Lawrence had thought she could read this book. She opened it to the first page but she couldn’t see the words for the tears. And he was always so kind to her, thought so much of her, that it was probably another way of showing his love. It didn’t mean that she was actually up to it. She closed it and put it down.
She went outside and looked at the star-strung sky and at the silver moon that had fallen onto the velvet lake.
On Friday she swam first and then walked for the rest of the morning. In the afternoon she polished the wardrobes and tried to get the brass handles to shine. The oven looked as though it had seen a few cremations and there was no oven cleaner, but she did her best to scrape out the worst of the charred remains with a knife. When she was nearly through, her hand s
lipped and she cut her thumb. She ran it under the water until the skin turned puckered white and the bleeding had stopped. Then she cleaned the stove top and the kettle, scalded the pans with boiling water, and scrubbed them with a wire brush.
She swept the deck and pulled the weeds out of the gaps in the wooden steps. What else was left to do? She wiped her hands on the seat of her jeans and her forehead with the back of her arm.
The rugs were still rolled up at the back of the sitting room and she fetched them outside and beat them with an old baseball bat until the dust no longer exploded with each swipe. She took them inside and laid them down.
After supper she sat outside with Rufus on her lap and thought again about calling Carson. Would he want her to call? If she told him who she had been would he still see her for who she was now? There was no way to tell him anything without telling him about her monstrous crime. He had given up his daughter, but she had already been taken from him. And a mother who leaves her children can never be forgiven by anyone.
Every day, for the rest of her life, she would ask herself the same question: could she have stayed?
To begin to know the answer she had to meet herself again, the way she was then, to remember how things had been. It was like meeting a stranger. Could she introduce that troubled stranger to Carson? Expect him to understand?

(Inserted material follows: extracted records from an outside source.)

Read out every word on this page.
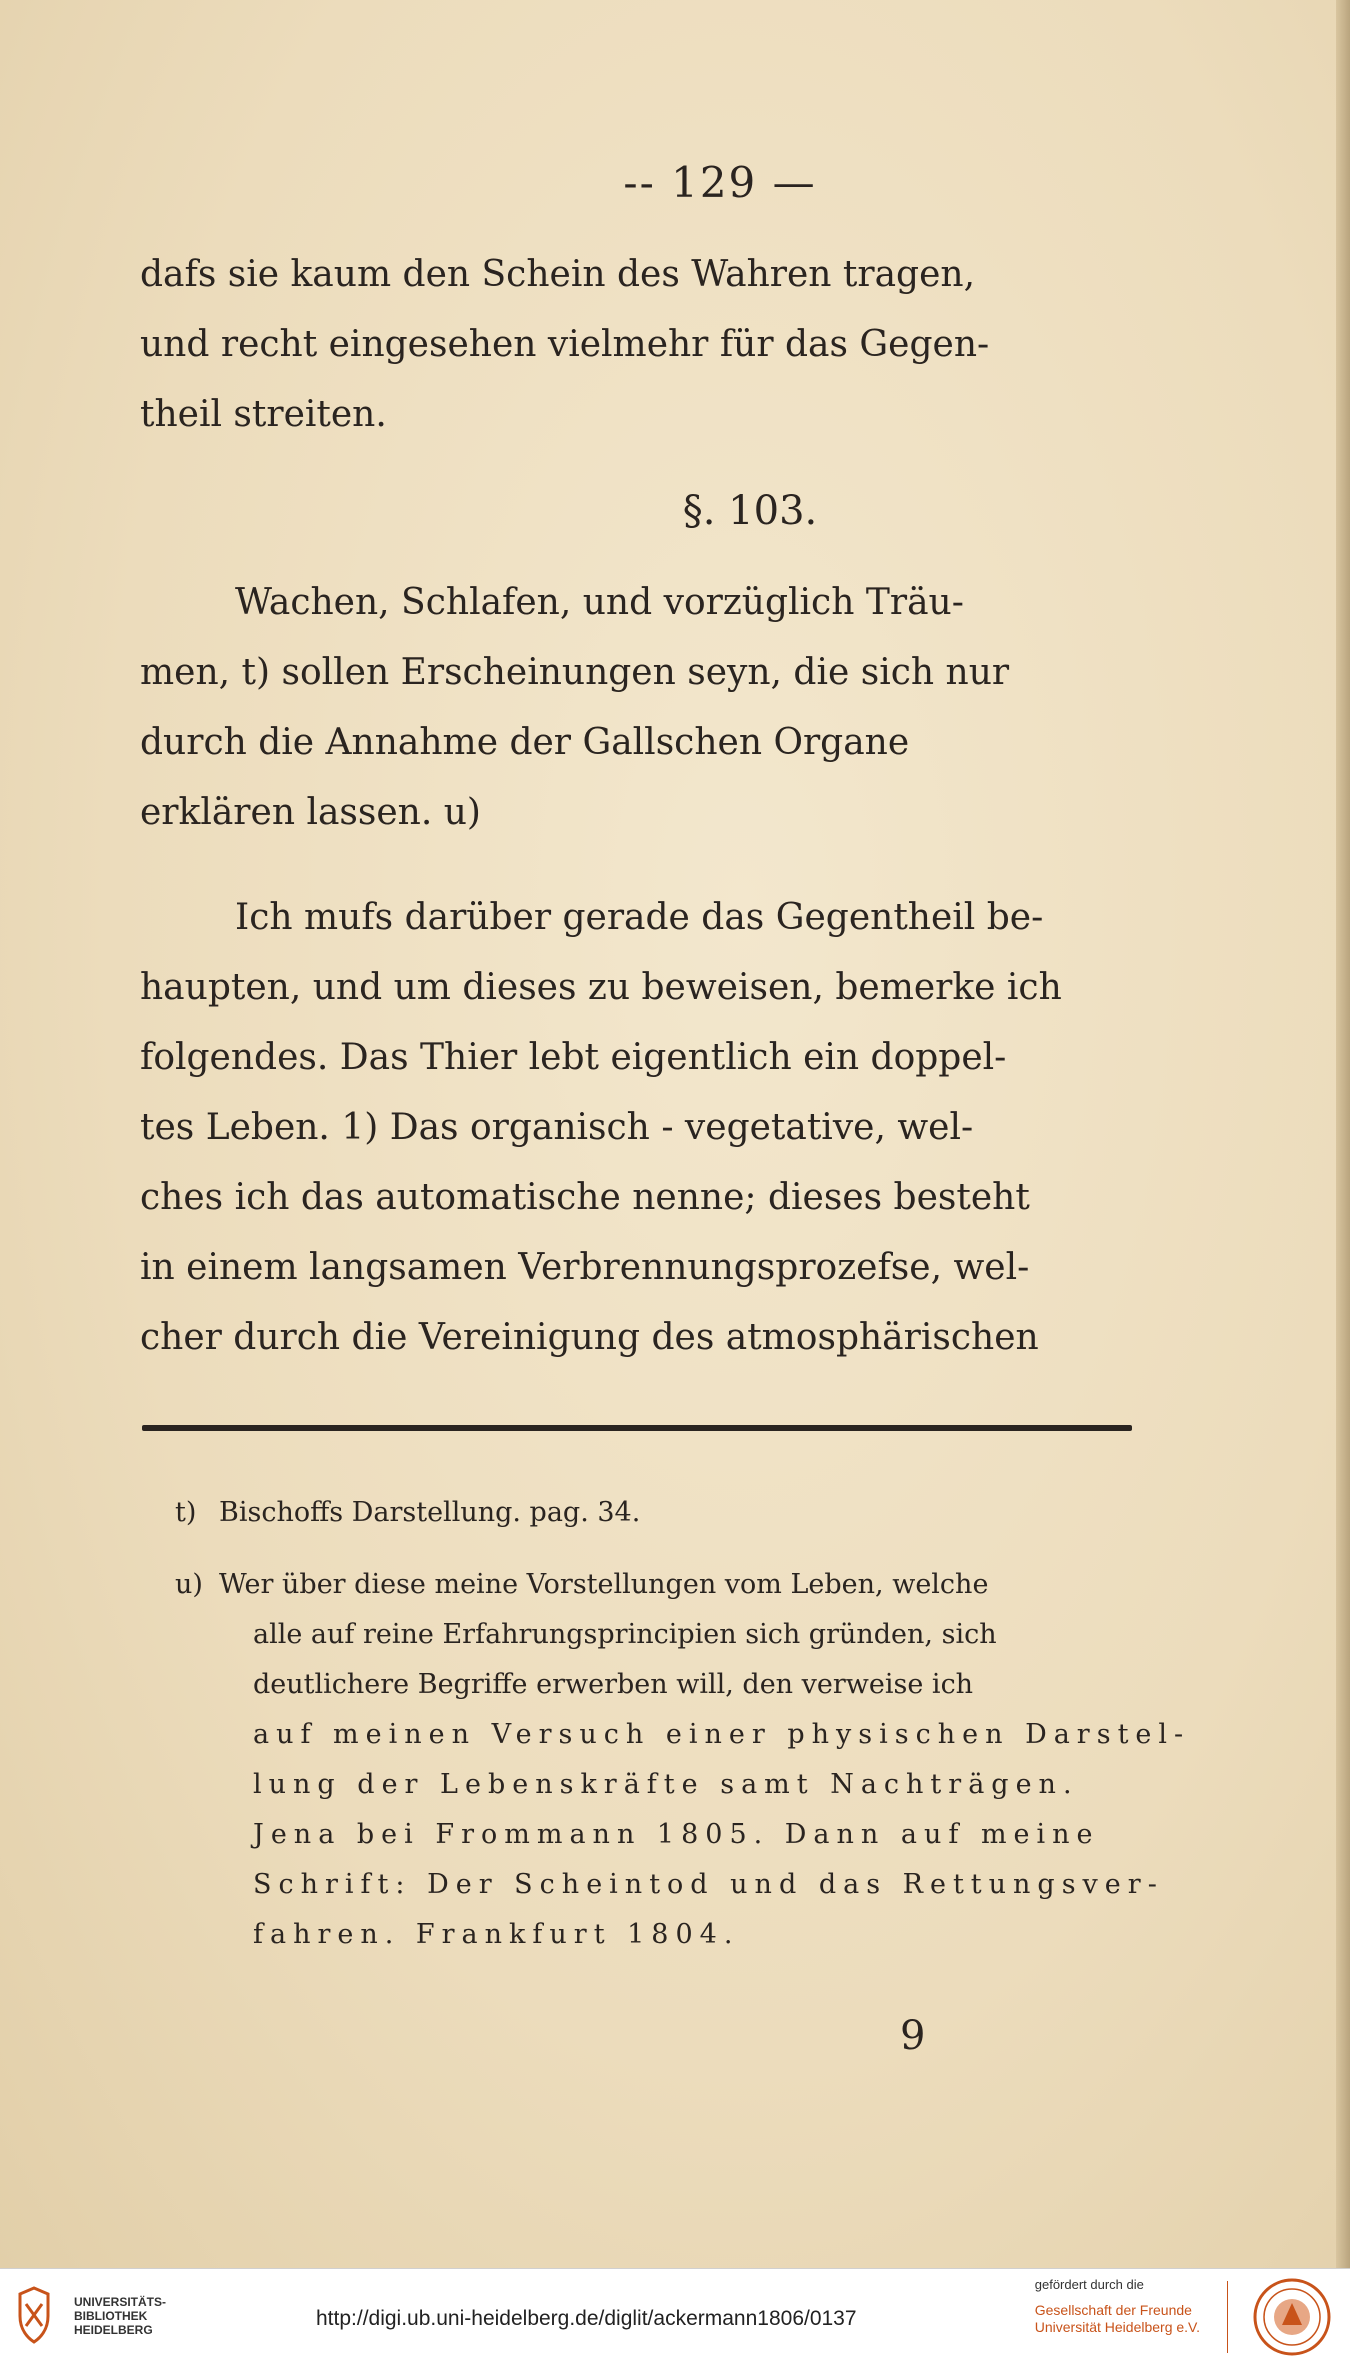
-- 129 —
dafs sie kaum den Schein des Wahren tragen,
und recht eingesehen vielmehr für das Gegen-
theil streiten.
§. 103.
Wachen, Schlafen, und vorzüglich Träu-
men, t) sollen Erscheinungen seyn, die sich nur
durch die Annahme der Gallschen Organe
erklären lassen. u)
Ich mufs darüber gerade das Gegentheil be-
haupten, und um dieses zu beweisen, bemerke ich
folgendes. Das Thier lebt eigentlich ein doppel-
tes Leben. 1) Das organisch - vegetative, wel-
ches ich das automatische nenne; dieses besteht
in einem langsamen Verbrennungsprozefse, wel-
cher durch die Vereinigung des atmosphärischen

t) Bischoffs Darstellung. pag. 34.

u) Wer über diese meine Vorstellungen vom Leben, welche

alle auf reine Erfahrungsprincipien sich gründen, sich
deutlichere Begriffe erwerben will, den verweise ich
auf meinen Versuch einer physischen Darstel-
lung der Lebenskräfte samt Nachträgen.
Jena bei Frommann 1805. Dann auf meine
Schrift: Der Scheintod und das Rettungsver-
fahren. Frankfurt 1804.
9
UNIVERSITÄTS-
BIBLIOTHEK
HEIDELBERG	http://digi.ub.uni-heidelberg.de/diglit/ackermann1806/0137
gefördert durch die
Gesellschaft der Freunde
Universität Heidelberg e.V.
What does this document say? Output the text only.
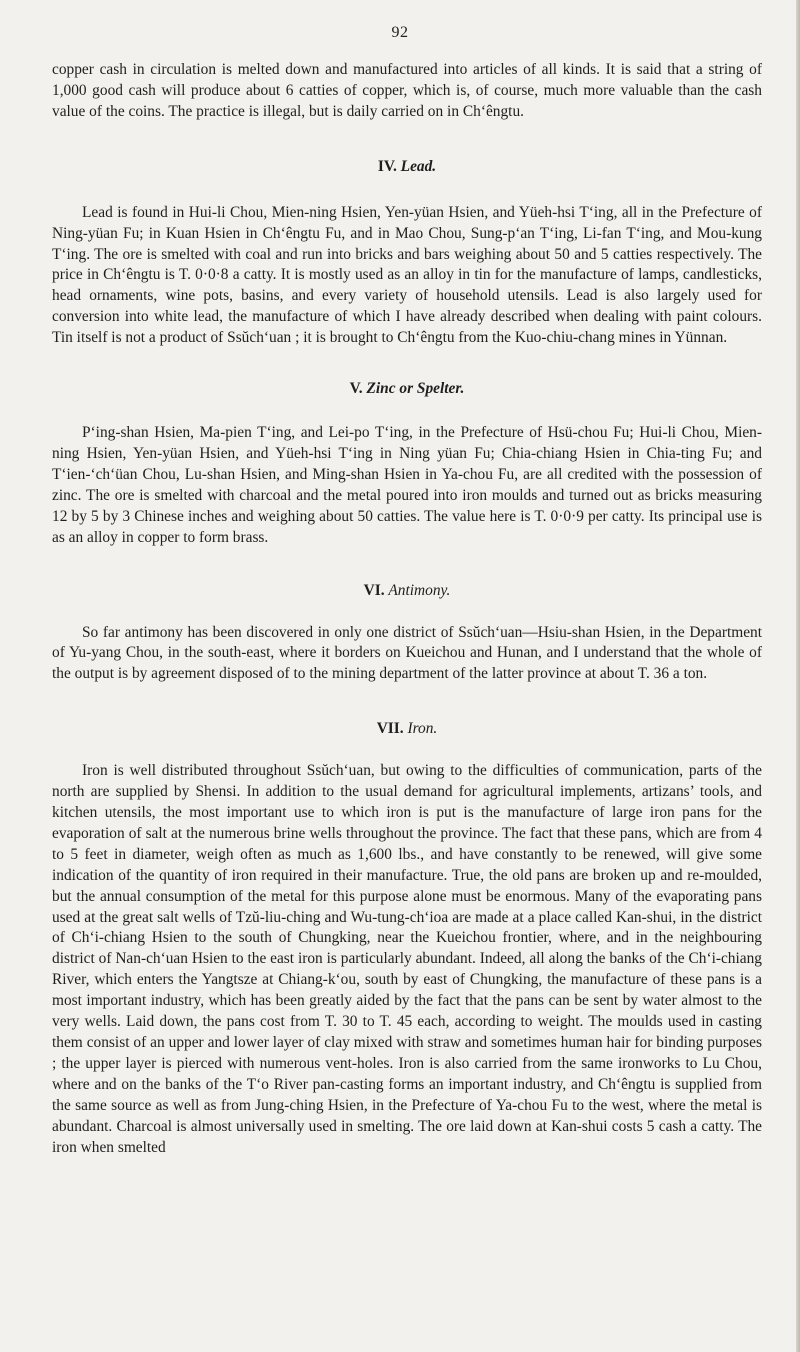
92

copper cash in circulation is melted down and manufactured into articles of all kinds. It is said that a string of 1,000 good cash will produce about 6 catties of copper, which is, of course, much more valuable than the cash value of the coins. The practice is illegal, but is daily carried on in Ch‘êngtu.

IV. Lead.

Lead is found in Hui-li Chou, Mien-ning Hsien, Yen-yüan Hsien, and Yüeh-hsi T‘ing, all in the Prefecture of Ning-yüan Fu; in Kuan Hsien in Ch‘êngtu Fu, and in Mao Chou, Sung-p‘an T‘ing, Li-fan T‘ing, and Mou-kung T‘ing. The ore is smelted with coal and run into bricks and bars weighing about 50 and 5 catties respectively. The price in Ch‘êngtu is T. 0·0·8 a catty. It is mostly used as an alloy in tin for the manufacture of lamps, candlesticks, head ornaments, wine pots, basins, and every variety of household utensils. Lead is also largely used for conversion into white lead, the manufacture of which I have already described when dealing with paint colours. Tin itself is not a product of Ssŭch‘uan ; it is brought to Ch‘êngtu from the Kuo-chiu-chang mines in Yünnan.

V. Zinc or Spelter.

P‘ing-shan Hsien, Ma-pien T‘ing, and Lei-po T‘ing, in the Prefecture of Hsü-chou Fu; Hui-li Chou, Mien-ning Hsien, Yen-yüan Hsien, and Yüeh-hsi T‘ing in Ning yüan Fu; Chia-chiang Hsien in Chia-ting Fu; and T‘ien-‘ch‘üan Chou, Lu-shan Hsien, and Ming-shan Hsien in Ya-chou Fu, are all credited with the possession of zinc. The ore is smelted with charcoal and the metal poured into iron moulds and turned out as bricks measuring 12 by 5 by 3 Chinese inches and weighing about 50 catties. The value here is T. 0·0·9 per catty. Its principal use is as an alloy in copper to form brass.

VI. Antimony.

So far antimony has been discovered in only one district of Ssŭch‘uan—Hsiu-shan Hsien, in the Department of Yu-yang Chou, in the south-east, where it borders on Kueichou and Hunan, and I understand that the whole of the output is by agreement disposed of to the mining department of the latter province at about T. 36 a ton.

VII. Iron.

Iron is well distributed throughout Ssŭch‘uan, but owing to the difficulties of communication, parts of the north are supplied by Shensi. In addition to the usual demand for agricultural implements, artizans’ tools, and kitchen utensils, the most important use to which iron is put is the manufacture of large iron pans for the evaporation of salt at the numerous brine wells throughout the province. The fact that these pans, which are from 4 to 5 feet in diameter, weigh often as much as 1,600 lbs., and have constantly to be renewed, will give some indication of the quantity of iron required in their manufacture. True, the old pans are broken up and re-moulded, but the annual consumption of the metal for this purpose alone must be enormous. Many of the evaporating pans used at the great salt wells of Tzŭ-liu-ching and Wu-tung-ch‘ioa are made at a place called Kan-shui, in the district of Ch‘i-chiang Hsien to the south of Chungking, near the Kueichou frontier, where, and in the neighbouring district of Nan-ch‘uan Hsien to the east iron is particularly abundant. Indeed, all along the banks of the Ch‘i-chiang River, which enters the Yangtsze at Chiang-k‘ou, south by east of Chungking, the manufacture of these pans is a most important industry, which has been greatly aided by the fact that the pans can be sent by water almost to the very wells. Laid down, the pans cost from T. 30 to T. 45 each, according to weight. The moulds used in casting them consist of an upper and lower layer of clay mixed with straw and sometimes human hair for binding purposes ; the upper layer is pierced with numerous vent-holes. Iron is also carried from the same ironworks to Lu Chou, where and on the banks of the T‘o River pan-casting forms an important industry, and Ch‘êngtu is supplied from the same source as well as from Jung-ching Hsien, in the Prefecture of Ya-chou Fu to the west, where the metal is abundant. Charcoal is almost universally used in smelting. The ore laid down at Kan-shui costs 5 cash a catty. The iron when smelted
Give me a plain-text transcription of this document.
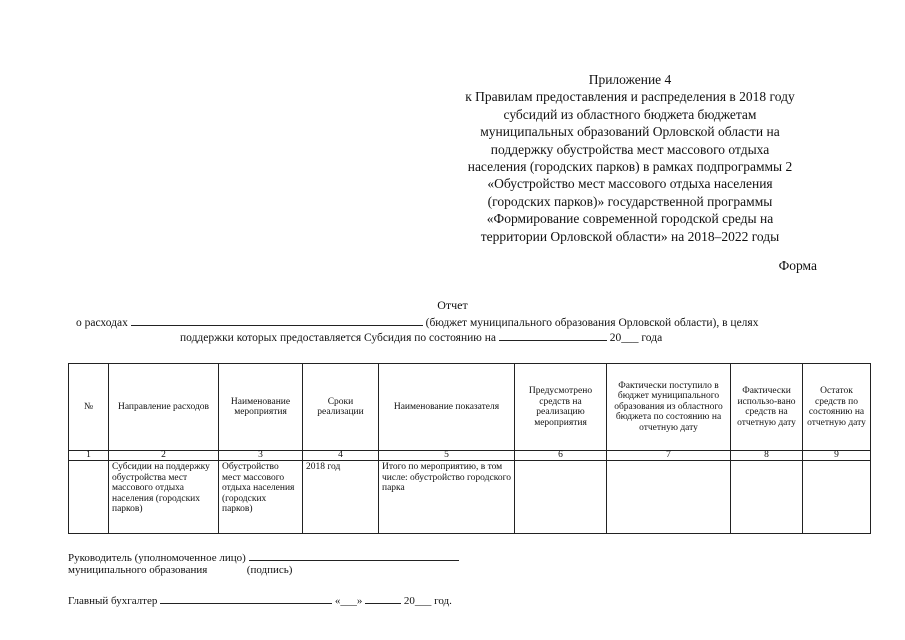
Приложение 4
к Правилам предоставления и распределения в 2018 году
субсидий из областного бюджета бюджетам
муниципальных образований Орловской области на
поддержку обустройства мест массового отдыха
населения (городских парков) в рамках подпрограммы 2
«Обустройство мест массового отдыха населения
(городских парков)» государственной программы
«Формирование современной городской среды на
территории Орловской области» на 2018–2022 годы
Форма
Отчет
о расходах	(бюджет муниципального образования Орловской области), в целях
поддержки которых предоставляется Субсидия по состоянию на	20___ года
№	Направление расходов	Наименование мероприятия	Сроки реализации	Наименование показателя	Предусмотрено средств на реализацию мероприятия	Фактически поступило в бюджет муниципального образования из областного бюджета по состоянию на отчетную дату	Фактически использо-вано средств на отчетную дату	Остаток средств по состоянию на отчетную дату
1	2	3	4	5	6	7	8	9
	Субсидии на поддержку обустройства мест массового отдыха населения (городских парков)	Обустройство мест массового отдыха населения (городских парков)	2018 год	Итого по мероприятию, в том числе: обустройство городского парка				
Руководитель (уполномоченное лицо)
муниципального образования	(подпись)
Главный бухгалтер	«___»	20___ год.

She stroked Rufus’s ears and he whimpered in his sleep.
On Saturday her cell phone bleeped a text message alert and her spirits soared. If he’d texted again she would call him and they would find a way through. It was Amber, Just checking you’re okay. She sent a message back to say she was fine, not to worry, and thank you for everything.
She walked and swam, wired up the tears in the window screens, and rubbed linseed oil into the deck furniture.
She thought about Carson cutting up the tree in her backyard, the specks of sawdust across his collarbone. She tasted his sweat. She heard his voice. She felt it in her chest. “Putting yourself in someone else’s shoes, that’s part of the job. I never thought he was crazy.”